Philip Doddridge, World War II veteran from the Gaspé, dead at 100
Philip Doddridge, the last living Quebecer to have participated in the Battle of Hong Kong, which took place during the Second World War, died on October 5 at the age of 100.
Originally from New Richmond, Quebec, he enlisted at the age of 18, in 1940, in the Royal Rifles of Canada. The regiment suffered heavy losses during the battle which lasted from December 8 to 25, 1941.
Nearly 300 Canadian soldiers died in combat while another 264 were taken as prisoners of war and died in captivity.
The Gaspésien was imprisoned for 44 months.

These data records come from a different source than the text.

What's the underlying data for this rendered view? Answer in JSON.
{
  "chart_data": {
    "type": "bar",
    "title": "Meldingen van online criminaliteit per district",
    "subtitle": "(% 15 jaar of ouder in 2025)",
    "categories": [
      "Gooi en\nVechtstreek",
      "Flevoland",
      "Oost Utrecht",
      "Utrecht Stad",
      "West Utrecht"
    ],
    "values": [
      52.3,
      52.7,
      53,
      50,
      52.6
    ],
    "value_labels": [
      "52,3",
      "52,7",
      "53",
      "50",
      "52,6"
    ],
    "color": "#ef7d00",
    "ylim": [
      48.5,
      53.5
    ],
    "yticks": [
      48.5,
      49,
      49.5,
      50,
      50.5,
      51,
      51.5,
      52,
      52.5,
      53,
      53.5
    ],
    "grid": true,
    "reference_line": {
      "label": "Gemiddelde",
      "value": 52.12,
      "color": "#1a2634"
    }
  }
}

« You avoid attracting attention as much as possible. If you did, you’d get beaten with a bamboo stick, » Doddridge said in Viveka Melki. The barriera documentary about prisoners of war and survivors of World War II.
« The realization that we were no longer prisoners of war is a feeling that cannot be felt by anyone who has not suffered deprivation, hunger, disease and humiliation for nearly four years. »
Doddridge weighed 106 pounds when he was released, Tom Eden, a military history buff, said in an interview with Radio-Canada. In the heart of the world.
After the war
When Doddridge returned to Canada, he enrolled in college, citing his fellow POWs as inspiration.
« We were a group that was hanging on, » he told CBC Break away on April 1, one day before his 100th birthday.
His teaching career and his work as a school principal anchored him in Gaspésie for the rest of his life, he says.
Eden said Doddridge once told her that « life is a team sport » and the veteran couldn’t have survived alone.
“He said you had to help others and let yourself be helped in life,” Eden recalls. « He was a man loved by all, a man of compassion and someone who spent his life serving others, both in the military and in the education system. »
The veteran’s funeral was held last Friday at St. Andrew’s United Church in New Richmond.